Now, if you are ready to make a commitment of 14 minutes every morning for the rest of your life, keep reading.

First thing to do is crawl out of bed. Go ahead and use the restroom if you must but maintain somnolence.

Lie on your back on a carpeted floor, rug, or exercise mat. You don’t need much space, but enough to keep from kicking something while moving around in the dark or with your eyes closed.

Begin exercising.

  1. Press back. While lying on your back with knees bent, tuck your abdomen and rock your pelvis so that the lower part of your back presses against the floor. Hold 10 seconds.
  2. Abdominal curls (crunches). Bend your knees, hands across your chest, and lift your head and shoulders off the floor by contracting your abdominal muscles and hold for a half second before returning to the floor. For neck support, place the palms of your hands firmly behind your neck. Try to do fifty or a hundred.
  3. Side-lying leg lifts. Lie on one side with your head cradled by your bent arm or on a pillow. Bend the lower leg. Raise the upper leg out to your side and upward. Try fifty or a hundred. Modify your side leg lifts by alternating in a slightly forward and then backward angle. Try 10 or 20. Then pull the leg over and stretch the hip for 20 seconds. Then while the upper leg is pulled over with your foot resting on the floor in front of the lower leg, do some leg raises with the lower leg to exercise the inner thigh. Repeat on the other side.
  4. Butterfly stretch.

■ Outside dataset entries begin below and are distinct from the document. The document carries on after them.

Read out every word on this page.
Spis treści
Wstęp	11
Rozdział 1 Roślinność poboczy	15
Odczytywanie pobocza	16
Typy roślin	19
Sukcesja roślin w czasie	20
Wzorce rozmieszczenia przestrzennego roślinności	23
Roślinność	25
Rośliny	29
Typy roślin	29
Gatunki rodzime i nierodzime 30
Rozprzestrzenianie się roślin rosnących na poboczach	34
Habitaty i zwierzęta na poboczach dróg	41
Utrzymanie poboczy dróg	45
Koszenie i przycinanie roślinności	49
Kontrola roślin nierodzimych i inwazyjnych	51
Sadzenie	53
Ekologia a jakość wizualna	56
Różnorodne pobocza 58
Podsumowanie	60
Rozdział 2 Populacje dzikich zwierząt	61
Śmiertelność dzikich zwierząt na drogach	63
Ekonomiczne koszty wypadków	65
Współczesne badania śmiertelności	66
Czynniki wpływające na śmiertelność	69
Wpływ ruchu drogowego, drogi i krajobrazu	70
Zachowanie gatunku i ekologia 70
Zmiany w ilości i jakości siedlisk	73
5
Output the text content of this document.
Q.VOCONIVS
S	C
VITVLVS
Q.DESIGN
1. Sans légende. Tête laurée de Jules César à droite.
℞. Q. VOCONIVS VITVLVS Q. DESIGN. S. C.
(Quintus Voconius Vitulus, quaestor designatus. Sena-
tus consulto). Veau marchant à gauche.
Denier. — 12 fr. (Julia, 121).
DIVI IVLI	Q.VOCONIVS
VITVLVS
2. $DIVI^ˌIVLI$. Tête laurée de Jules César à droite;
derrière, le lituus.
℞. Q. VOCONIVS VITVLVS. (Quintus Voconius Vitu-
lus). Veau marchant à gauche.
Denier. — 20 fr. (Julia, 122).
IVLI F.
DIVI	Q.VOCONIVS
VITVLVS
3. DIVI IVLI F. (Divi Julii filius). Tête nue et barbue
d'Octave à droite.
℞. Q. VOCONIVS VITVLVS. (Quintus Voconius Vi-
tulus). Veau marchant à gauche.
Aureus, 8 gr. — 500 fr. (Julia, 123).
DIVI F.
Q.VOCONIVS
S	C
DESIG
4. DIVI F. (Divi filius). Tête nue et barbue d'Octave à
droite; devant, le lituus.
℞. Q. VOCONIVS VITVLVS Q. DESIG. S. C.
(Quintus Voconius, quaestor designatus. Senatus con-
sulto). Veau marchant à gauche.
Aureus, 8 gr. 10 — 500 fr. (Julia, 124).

Come up to a sitting position with knees outward and feet together pulled toward you. Stretch for 20 seconds.
  5. Push-ups. Try 25, 50, or 100 if you can. Modify as needed such as positioning yourself on your knees with your hands against a bench.

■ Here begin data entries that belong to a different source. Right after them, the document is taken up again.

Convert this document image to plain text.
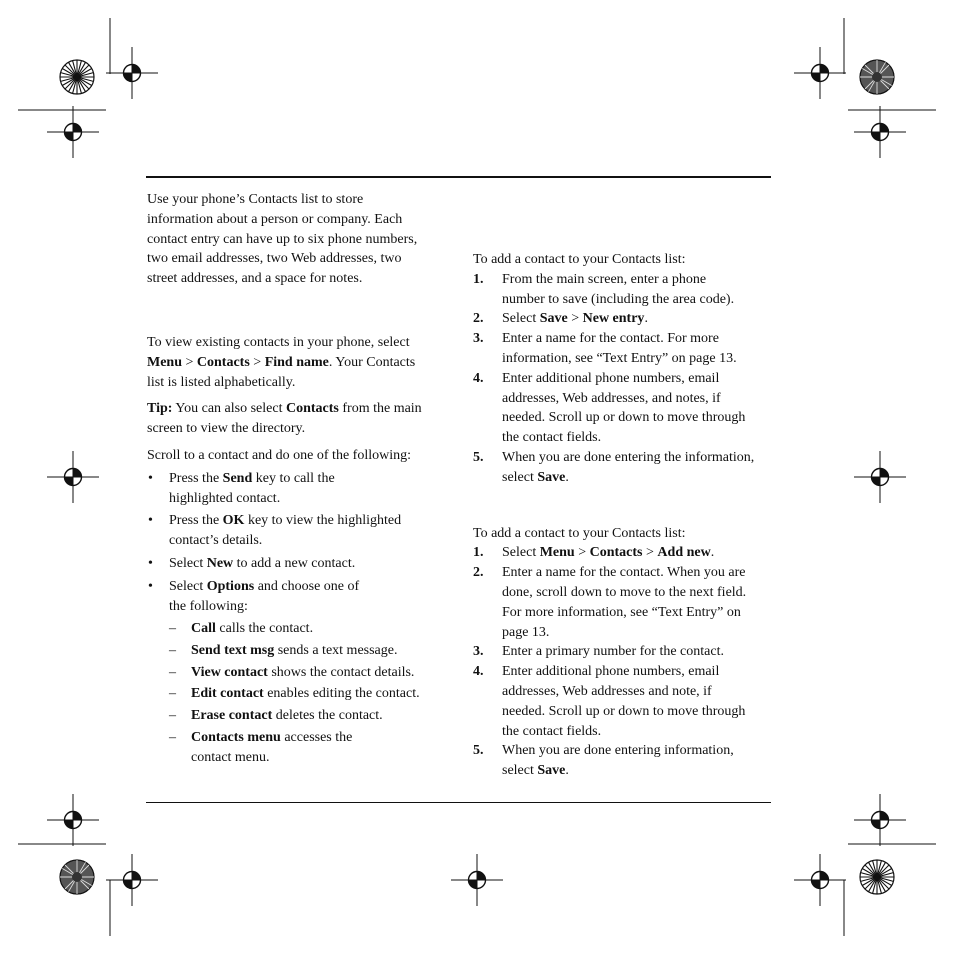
Use your phone’s Contacts list to store
information about a person or company. Each
contact entry can have up to six phone numbers,
two email addresses, two Web addresses, two
street addresses, and a space for notes.

To view existing contacts in your phone, select
Menu > Contacts > Find name. Your Contacts
list is listed alphabetically.

Tip: You can also select Contacts from the main
screen to view the directory.

Scroll to a contact and do one of the following:

• Press the Send key to call the
highlighted contact.
• Press the OK key to view the highlighted
contact’s details.
• Select New to add a new contact.
• Select Options and choose one of
the following:
– Call calls the contact.
– Send text msg sends a text message.
– View contact shows the contact details.
– Edit contact enables editing the contact.
– Erase contact deletes the contact.
– Contacts menu accesses the
contact menu.

To add a contact to your Contacts list:

1. From the main screen, enter a phone
number to save (including the area code).
2. Select Save > New entry.
3. Enter a name for the contact. For more
information, see “Text Entry” on page 13.
4. Enter additional phone numbers, email
addresses, Web addresses, and notes, if
needed. Scroll up or down to move through
the contact fields.
5. When you are done entering the information,
select Save.

To add a contact to your Contacts list:

1. Select Menu > Contacts > Add new.
2. Enter a name for the contact. When you are
done, scroll down to move to the next field.
For more information, see “Text Entry” on
page 13.
3. Enter a primary number for the contact.
4. Enter additional phone numbers, email
addresses, Web addresses and note, if
needed. Scroll up or down to move through
the contact fields.
5. When you are done entering information,
select Save.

  6. Now on hands and knees, reach forward with your hands and squat back like a cat (prayer position). Reach out as far as you can to stretch your arms and the pectoral muscles in your chest. Hold for 20 seconds.
  7. Push-backs. While lying face down on your belly, arms out to your sides and elbows bent so that your hands are overhead, raise your arms and hands straight up to the ceiling to exercise your back muscles. Try 25. Then rotate your arms so that your hands are pointing toward your feet and repeat the exercise 25 repetitions. When finished, move into a cat pose and stretch between your shoulder blades.

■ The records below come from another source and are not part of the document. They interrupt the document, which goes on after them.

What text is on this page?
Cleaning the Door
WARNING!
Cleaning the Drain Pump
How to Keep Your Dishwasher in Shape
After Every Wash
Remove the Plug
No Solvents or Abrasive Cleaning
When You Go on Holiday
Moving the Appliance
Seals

  8. On hands (or forearms) and knees, upward “donkey kicks” (push foot toward ceiling) followed by backward straight leg lifts.
  9. Now come up onto your hands and feet with your knees straight and your butt in the air. Assume a triangle position with the floor and stretch your calf muscles and Achilles tendons for 15 to 20 seconds.
  10. Toe-ups. Stand up and hold onto your countertop. Come up on the balls of your feet using your calf muscles. Repeat slowly, up and down, 50 or 100 times.
  11. Stretch the calves. Step back away from the countertop while holding on to it and stretch the calf muscles and Achilles tendons again slowly. Hold for 20 seconds.
  12. Squats. While holding onto the countertop, squat ½ way so that your thigh is horizontal and come back up. Do 50 or 100.
  13. Stretch the front of the thighs. While standing, reach back and grab the front of your ankle. Pull backward and upward until you feel a good stretch in the front of your thigh. Then stretch the other side the same way. Don’t lose your balance.
  14. Take a shower and start your day, knowing that you have already done some exercise. If you feel like doing more later, that’s great, go ahead. On mornings when you feel like it and have more time, add repetitions and some of your favorite exercises just for fun. Remember your commitment to doing these exercises every day for the rest of your life.